It doesn’t seem like change will come any time soon. The current immigration minister, Peter Dutton, has not wavered from his hard-line stance, repeatedly stating that the Australian government “(is) not going to accept people who have sought to come to our country illegally by boat, they will not settle permanently in our country”. The Australian government has also refused to accept deals offered by nearby countries such as New Zealand, which has been willing to resettle some refugees. Australia’s policy-makers are explicit in their intention that the Pacific Policy should actively deter people from seeking asylum by boat.

In April 2016, the Papua New Guinean (PNG) Supreme Court ruled that the detention of asylum seekers on Manus Island is illegal and unconstitutional, ordering the closure of these detention centres. The PNG prime minister, Peter O’Neill, responded in kind, issuing a statement, “respecting this ruling … [and asking] the Australian government to make alternative arrangements for the asylum seekers currently held at the regional processing centre”. But nearly 12 months later, nothing has changed. Not a single person from the detention centres has been resettled, and a deal struck with the United States to take 1,250 refugees is still up in the air, at the mercy of Donald Trump.

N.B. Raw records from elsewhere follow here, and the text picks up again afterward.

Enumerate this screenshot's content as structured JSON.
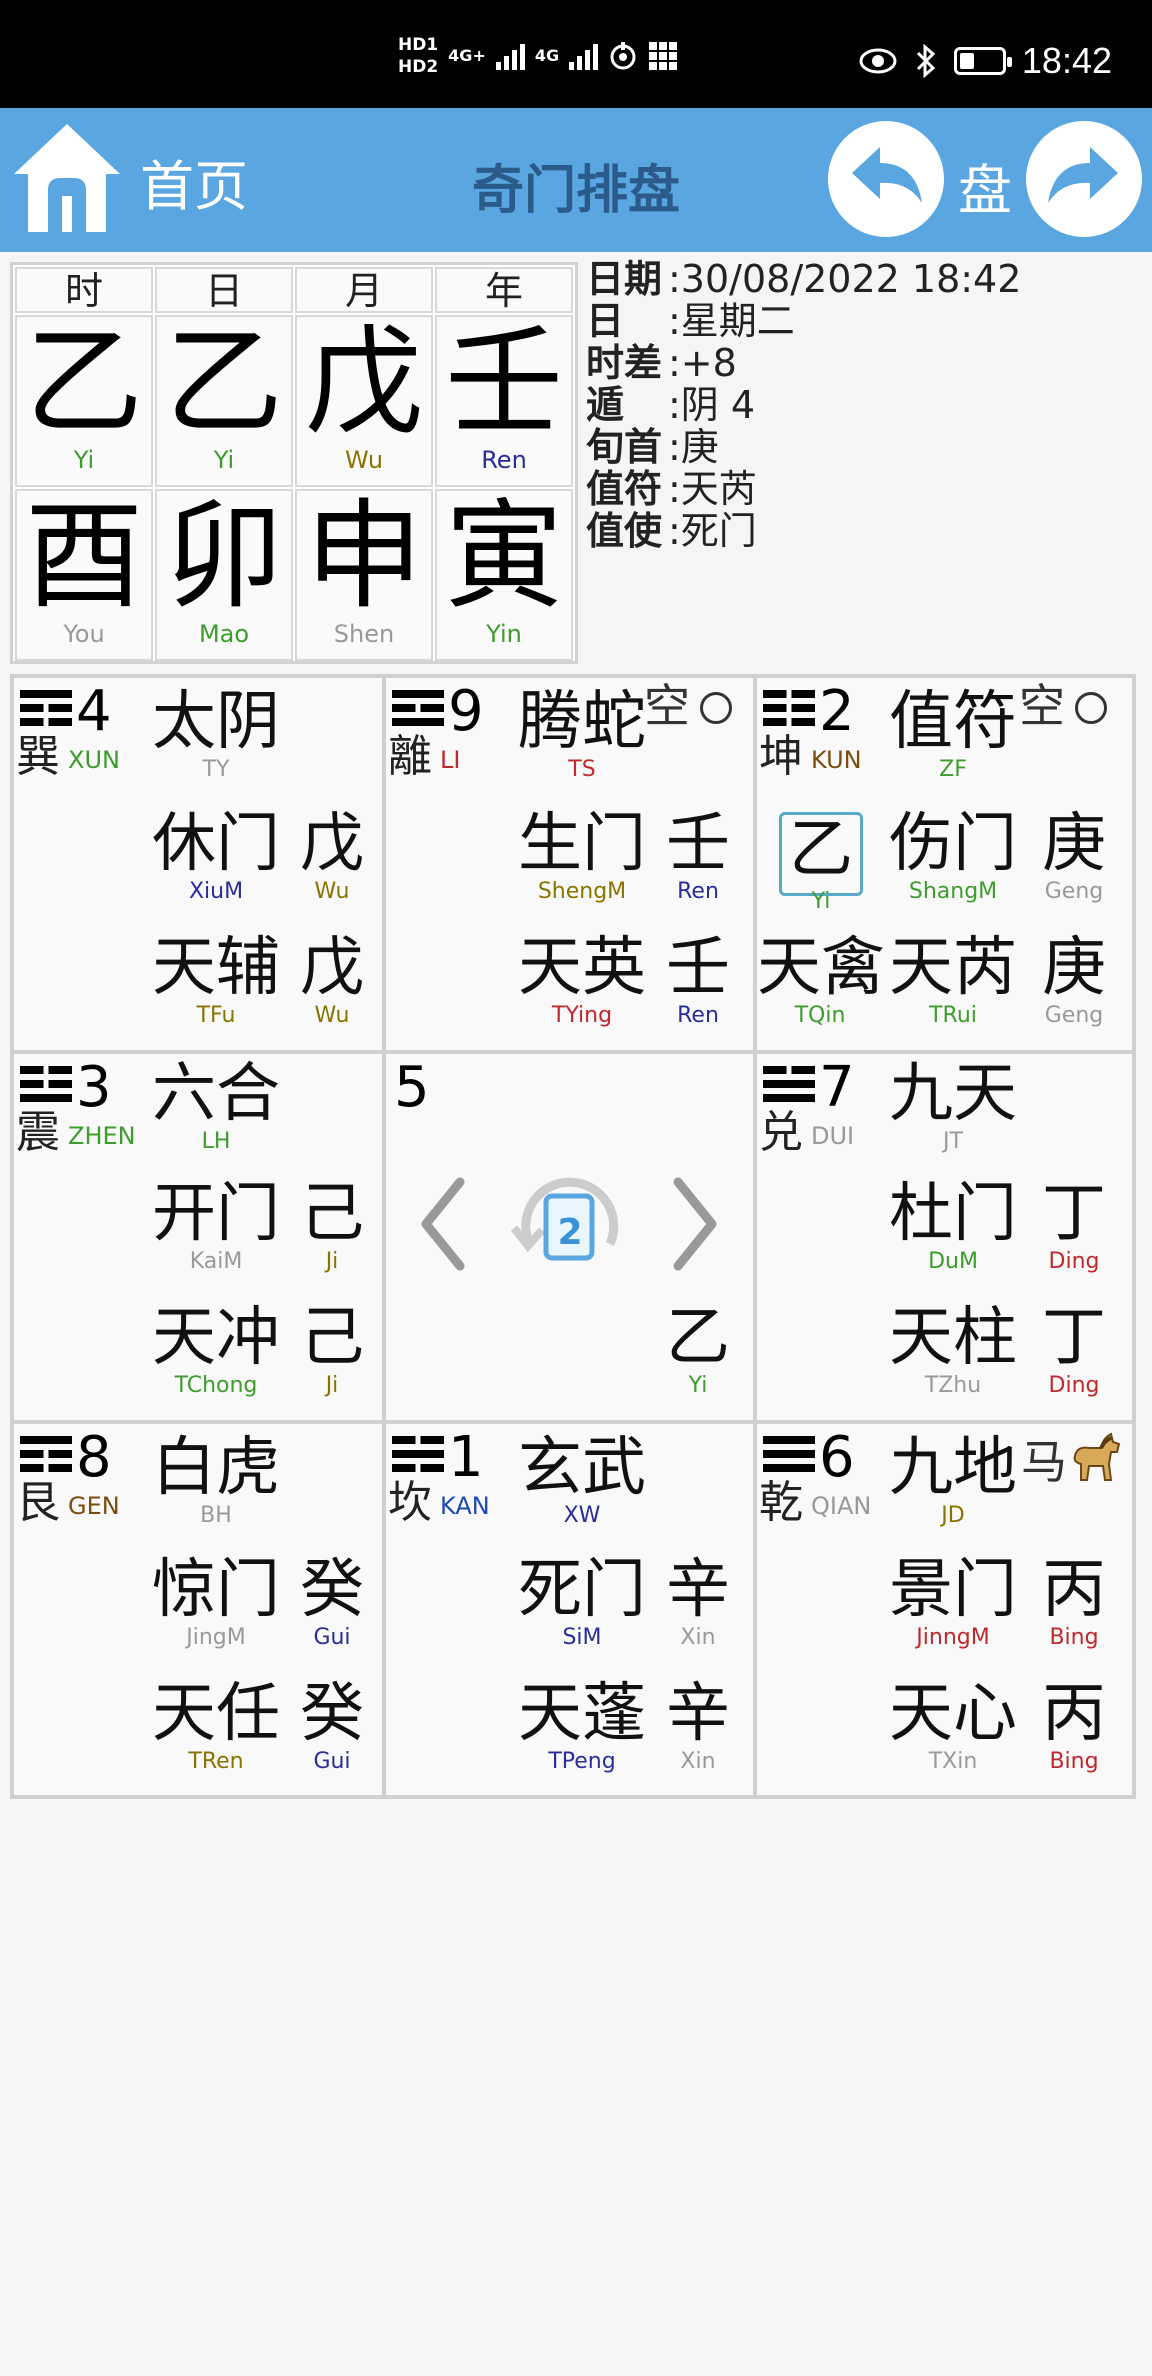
{
  "status_bar": {
    "hd_top": "HD1",
    "hd_bottom": "HD2",
    "net1": "4G+",
    "net2": "4G",
    "battery_level": 0.3,
    "time": "18:42",
    "icons": [
      "eye-icon",
      "bluetooth-icon",
      "battery-icon",
      "nfc-icon",
      "grid-icon"
    ]
  },
  "header": {
    "home_label": "首页",
    "title": "奇门排盘",
    "pan_label": "盘"
  },
  "pillars": {
    "headers": [
      "时",
      "日",
      "月",
      "年"
    ],
    "stems": [
      {
        "char": "乙",
        "py": "Yi",
        "color": "#3c9c2c"
      },
      {
        "char": "乙",
        "py": "Yi",
        "color": "#3c9c2c"
      },
      {
        "char": "戊",
        "py": "Wu",
        "color": "#8a7400"
      },
      {
        "char": "壬",
        "py": "Ren",
        "color": "#2a2d99"
      }
    ],
    "branches": [
      {
        "char": "酉",
        "py": "You",
        "color": "#999999"
      },
      {
        "char": "卯",
        "py": "Mao",
        "color": "#3c9c2c"
      },
      {
        "char": "申",
        "py": "Shen",
        "color": "#999999"
      },
      {
        "char": "寅",
        "py": "Yin",
        "color": "#3c9c2c"
      }
    ]
  },
  "info": [
    {
      "k": "日期",
      "v": ":30/08/2022 18:42"
    },
    {
      "k": "日",
      "v": " :星期二"
    },
    {
      "k": "时差",
      "v": ":+8"
    },
    {
      "k": "遁",
      "v": " :阴 4"
    },
    {
      "k": "旬首",
      "v": ":庚"
    },
    {
      "k": "值符",
      "v": ":天芮"
    },
    {
      "k": "值使",
      "v": ":死门"
    }
  ],
  "palaces": {
    "xun": {
      "num": "4",
      "char": "巽",
      "py": "XUN",
      "deity": "太阴",
      "deity_py": "TY",
      "door": "休门",
      "door_py": "XiuM",
      "d_stem": "戊",
      "d_stem_py": "Wu",
      "star": "天辅",
      "star_py": "TFu",
      "s_stem": "戊",
      "s_stem_py": "Wu"
    },
    "li": {
      "num": "9",
      "char": "離",
      "py": "LI",
      "deity": "腾蛇",
      "deity_py": "TS",
      "kong": "空",
      "door": "生门",
      "door_py": "ShengM",
      "d_stem": "壬",
      "d_stem_py": "Ren",
      "star": "天英",
      "star_py": "TYing",
      "s_stem": "壬",
      "s_stem_py": "Ren"
    },
    "kun": {
      "num": "2",
      "char": "坤",
      "py": "KUN",
      "deity": "值符",
      "deity_py": "ZF",
      "kong": "空",
      "extra": "乙",
      "extra_py": "Yi",
      "door": "伤门",
      "door_py": "ShangM",
      "d_stem": "庚",
      "d_stem_py": "Geng",
      "star2": "天禽",
      "star2_py": "TQin",
      "star": "天芮",
      "star_py": "TRui",
      "s_stem": "庚",
      "s_stem_py": "Geng"
    },
    "zhen": {
      "num": "3",
      "char": "震",
      "py": "ZHEN",
      "deity": "六合",
      "deity_py": "LH",
      "door": "开门",
      "door_py": "KaiM",
      "d_stem": "己",
      "d_stem_py": "Ji",
      "star": "天冲",
      "star_py": "TChong",
      "s_stem": "己",
      "s_stem_py": "Ji"
    },
    "center": {
      "num": "5",
      "badge": "2",
      "stem": "乙",
      "stem_py": "Yi"
    },
    "dui": {
      "num": "7",
      "char": "兑",
      "py": "DUI",
      "deity": "九天",
      "deity_py": "JT",
      "door": "杜门",
      "door_py": "DuM",
      "d_stem": "丁",
      "d_stem_py": "Ding",
      "star": "天柱",
      "star_py": "TZhu",
      "s_stem": "丁",
      "s_stem_py": "Ding"
    },
    "gen": {
      "num": "8",
      "char": "艮",
      "py": "GEN",
      "deity": "白虎",
      "deity_py": "BH",
      "door": "惊门",
      "door_py": "JingM",
      "d_stem": "癸",
      "d_stem_py": "Gui",
      "star": "天任",
      "star_py": "TRen",
      "s_stem": "癸",
      "s_stem_py": "Gui"
    },
    "kan": {
      "num": "1",
      "char": "坎",
      "py": "KAN",
      "deity": "玄武",
      "deity_py": "XW",
      "door": "死门",
      "door_py": "SiM",
      "d_stem": "辛",
      "d_stem_py": "Xin",
      "star": "天蓬",
      "star_py": "TPeng",
      "s_stem": "辛",
      "s_stem_py": "Xin"
    },
    "qian": {
      "num": "6",
      "char": "乾",
      "py": "QIAN",
      "deity": "九地",
      "deity_py": "JD",
      "ma": "马",
      "door": "景门",
      "door_py": "JinngM",
      "d_stem": "丙",
      "d_stem_py": "Bing",
      "star": "天心",
      "star_py": "TXin",
      "s_stem": "丙",
      "s_stem_py": "Bing"
    }
  },
  "colors": {
    "appbar": "#5aa6e0",
    "title": "#2a5b8a",
    "green": "#3c9c2c",
    "olive": "#8a7400",
    "navy": "#2a2d99",
    "red": "#c0282c",
    "gray": "#999999"
  }
}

We should be more worried, more outraged. But many Australians seem ambivalent to the plight of others, especially to those they cannot see. This ignorance can only go so far. More than a million people have claimed asylum in Europe since 2015, and this number will only increase as the conflicts in Syria and Afghanistan continue – conflicts that the Australian military have been involved in. The anti-immigrant sentiment which has simmered for decades in Australia has boiled over in Europe, driving phenomena like Brexit, and the rise of populist right wing movements in other countries of the European Union.

Donald Trump recently praised Australia’s immigration policies, stating, “Nations around the world, like Canada, Australia and many others — have a merit-based immigration system. It is a basic principle that those seeking to enter a country ought to be able to support themselves financially.” Prominent Conservative Brexit campaigners also expressed a desire for the UK to replicate Australia’s “points-based” system. These sentiments belie natural human decency. We should want to support our fellow humans, not because of an economic benefit, but because of the belief that we should treat others the way we want to be treated.

The Pacific Solution is a glimpse into a possible future of ever more militarised and securitised immigration systems for other countries. Considering the atrocities that have been committed on Manus and Nauru against people who are simply seeking a better life for themselves and their families, I shudder to consider such results on a global scale. We should be very concerned that governments pursuing similar anti-immigrant agendas, particularly in Europe, are looking to Australia for inspiration.

This piece is part of gal-dem‘s #ShutThemDown series, exploring the UK’s immigration detention estate which indefinitely incarcerates over 30,000 people a year. A disproportionate percentage of the UK’s detention population are working class people of colour, and asylum seekers.